Readers have probably noticed that the monthly previews for concerts at the San Francisco Conservatory of Music (SFCM) tend to focus on faculty and visitors. However, they also probably know that, every now and then, I shall put up an advance piece about a student recital. Such articles are usually triggered by students industrious enough to create and post Facebook Event pages. I figure that such students should be rewarded a bit for their initiative (at least until Cambridge Analytica comes up with a way to use information about Bohuslav Martinů for more insidious purposes)!
With those observations as context, I felt it worth letting readers know that this week will be offering two student cello recitals on two consecutive days. I have long had a personal interest in the cello; and, unless I am mistaken, the very first time I decided to take on a major box set during my tenure at Examiner.com, the box was one of all of the EMI recordings made by Mstislav Rostropovich. As a result I am currently reviewing my iCal to see if I can squeeze at least one of these into my listening schedule.
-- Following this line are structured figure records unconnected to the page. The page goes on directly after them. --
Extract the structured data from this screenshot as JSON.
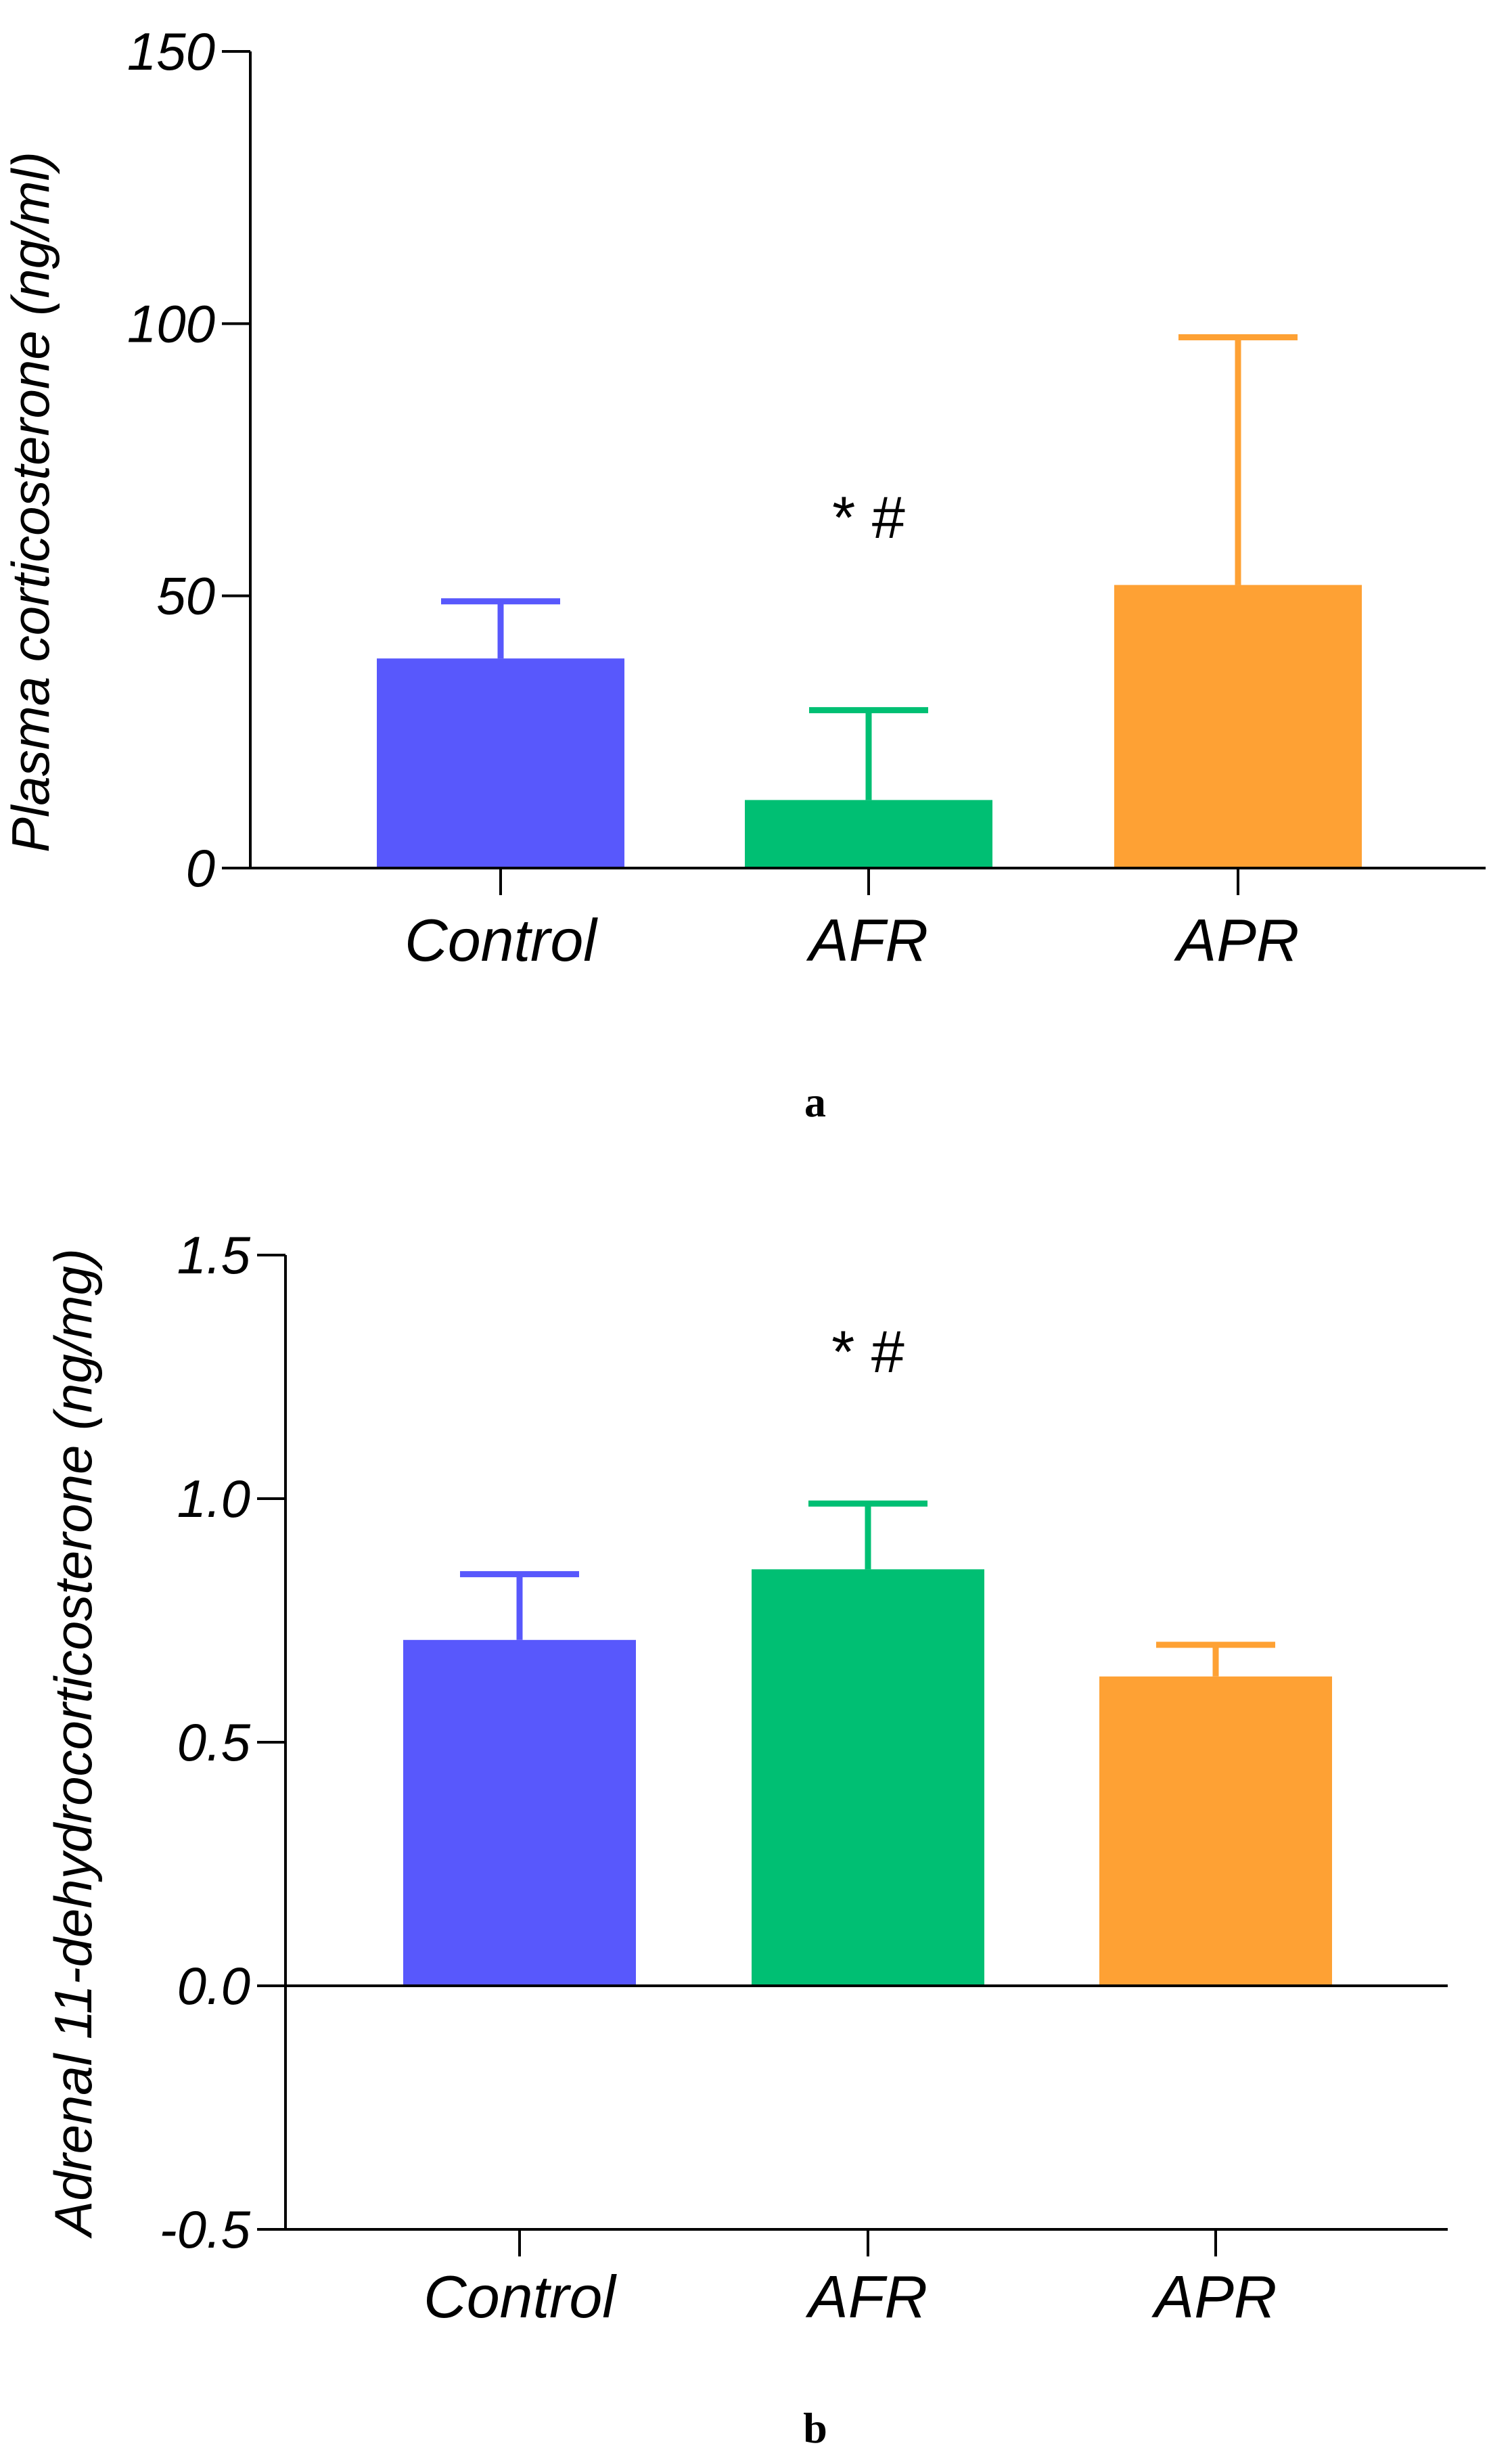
{
  "chart_data": [
    {
      "type": "bar",
      "panel_label": "a",
      "title": "",
      "xlabel": "",
      "ylabel": "Plasma corticosterone (ng/ml)",
      "ylim": [
        0,
        150
      ],
      "yticks": [
        0,
        50,
        100,
        150
      ],
      "ytick_labels": [
        "0",
        "50",
        "100",
        "150"
      ],
      "categories": [
        "Control",
        "AFR",
        "APR"
      ],
      "values": [
        38.5,
        12.5,
        52
      ],
      "errors": [
        10.5,
        16.5,
        45.5
      ],
      "colors": [
        "#5858fc",
        "#00bf73",
        "#fea134"
      ],
      "annotations": [
        {
          "category": "AFR",
          "text": "* #"
        }
      ]
    },
    {
      "type": "bar",
      "panel_label": "b",
      "title": "",
      "xlabel": "",
      "ylabel": "Adrenal 11-dehydrocorticosterone (ng/mg)",
      "ylim": [
        -0.5,
        1.5
      ],
      "yticks": [
        -0.5,
        0.0,
        0.5,
        1.0,
        1.5
      ],
      "ytick_labels": [
        "-0.5",
        "0.0",
        "0.5",
        "1.0",
        "1.5"
      ],
      "categories": [
        "Control",
        "AFR",
        "APR"
      ],
      "values": [
        0.71,
        0.855,
        0.635
      ],
      "errors": [
        0.135,
        0.135,
        0.065
      ],
      "colors": [
        "#5858fc",
        "#00bf73",
        "#fea134"
      ],
      "annotations": [
        {
          "category": "AFR",
          "text": "* #"
        }
      ]
    }
  ]
}
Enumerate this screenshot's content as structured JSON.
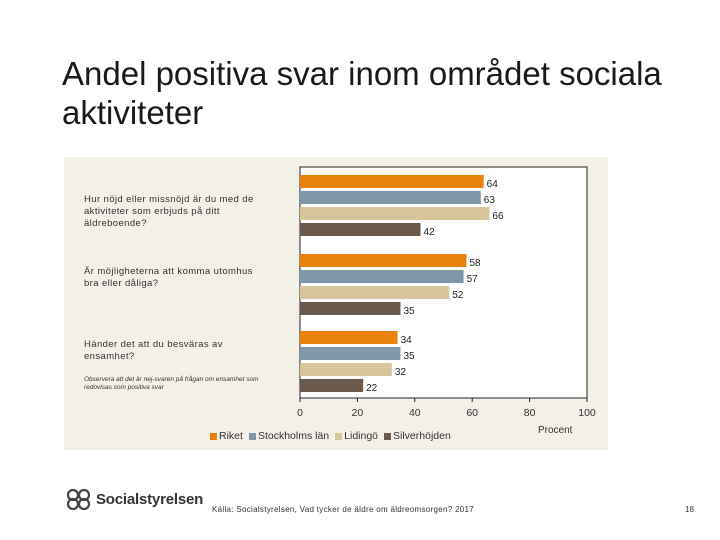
{
  "slide": {
    "title": "Andel positiva svar inom området sociala aktiviteter",
    "source": "Källa: Socialstyrelsen, Vad tycker de äldre om äldreomsorgen? 2017",
    "page_number": "18",
    "logo_text": "Socialstyrelsen"
  },
  "chart_data": {
    "type": "bar",
    "orientation": "horizontal",
    "title": "",
    "xlabel": "Procent",
    "ylabel": "",
    "xlim": [
      0,
      100
    ],
    "xticks": [
      "0",
      "20",
      "40",
      "60",
      "80",
      "100"
    ],
    "categories": [
      "Hur nöjd eller missnöjd är du med de aktiviteter som erbjuds på ditt äldreboende?",
      "Är möjligheterna att komma utomhus bra eller dåliga?",
      "Händer det att du besväras av ensamhet?"
    ],
    "note": "Observera att det är nej-svaren på frågan om ensamhet som redovisas som positiva svar",
    "series": [
      {
        "name": "Riket",
        "color": "#e8820c",
        "values": [
          64,
          58,
          34
        ]
      },
      {
        "name": "Stockholms län",
        "color": "#7f97a8",
        "values": [
          63,
          57,
          35
        ]
      },
      {
        "name": "Lidingö",
        "color": "#d8c59c",
        "values": [
          66,
          52,
          32
        ]
      },
      {
        "name": "Silverhöjden",
        "color": "#6b5a4c",
        "values": [
          42,
          35,
          22
        ]
      }
    ],
    "legend_position": "bottom"
  }
}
Like all student recital offerings, these concerts will be free of charge; and reservations will not be required. The SFCM building is located at 50 Oak Street, between Van Ness Avenue and Franklin Street, a short walk from the Van Ness Muni Station. Readers are encouraged to consult the Performance Calendar Web page at the SFCM Web site for the most up-to-date information about both of these offerings. Specifics are as follows:
Wednesday, March 28, 8:30 p.m., Recital Hall: Cellist Leo Baluk is a first-year Master’s student, and this will be his very first SFCM recital. This program will feature the last of the three suites for cello composed by Ernest Bloch in 1957, near the end of his life when he was living in Agate Beach in Oregon. The major works to be played with piano accompaniment will be Ludwig van Beethoven’s sonata in F major, the first of his two Opus 5 sonatas, and Friedrich Grützmacher’s arrangement of Luigi Boccherini’s B-flat major cello concerto. Baluk will also play Felix Mendelssohn’s Opus 109 in D major, entitled “Song Without Words” and not related to any of the 48 solo piano pieces given the same title. Baluk will have two piano accompanists, Amy Chiu and Xiaoxiao Ji.
Thursday, March 29, 7:30 p.m., Osher Salon: Complementing Baluk’s concert, cellist Edward Luengo will be performing his last recital as an SFCM undergraduate. Luengo’s program will be distinguished by a departure from the usual coupling of cello and piano. He will play Zoltán Kodály’s Opus 7, a duo for violin and cello. His violinist partner will be Maria van der Sloot. All of the other works on the program will have piano accompaniment. His “historical” offerings will be Beethoven’s WoO 46, the set of seven variations of the duet “Bei Männern, welch Liebe fühlen” from Wolfgang Amadeus Mozart’s K. 620 opera The Magic Flute, and Johannes Brahms’ Opus 99 (second) sonata in F major. The second half of the program will present two relatively recent works. Luengo will conclude with a piece by Jérôme Ducros entitled, appropriately enough, “Encore.” Composed in 2009, this will be preceded by “Les Chants de l’Agartha,” which Guillaume Connesson composed in 2008. In addition, the first half of the program will include Pablo Casals’ arrangement of the first of three songs that Gabriel Fauré published as his Opus 7, “Après un rêve.” Accompaniment will be shared by three pianists, Chiu (again), Keisuke Nakagoshi, and Kevin Lee Sun.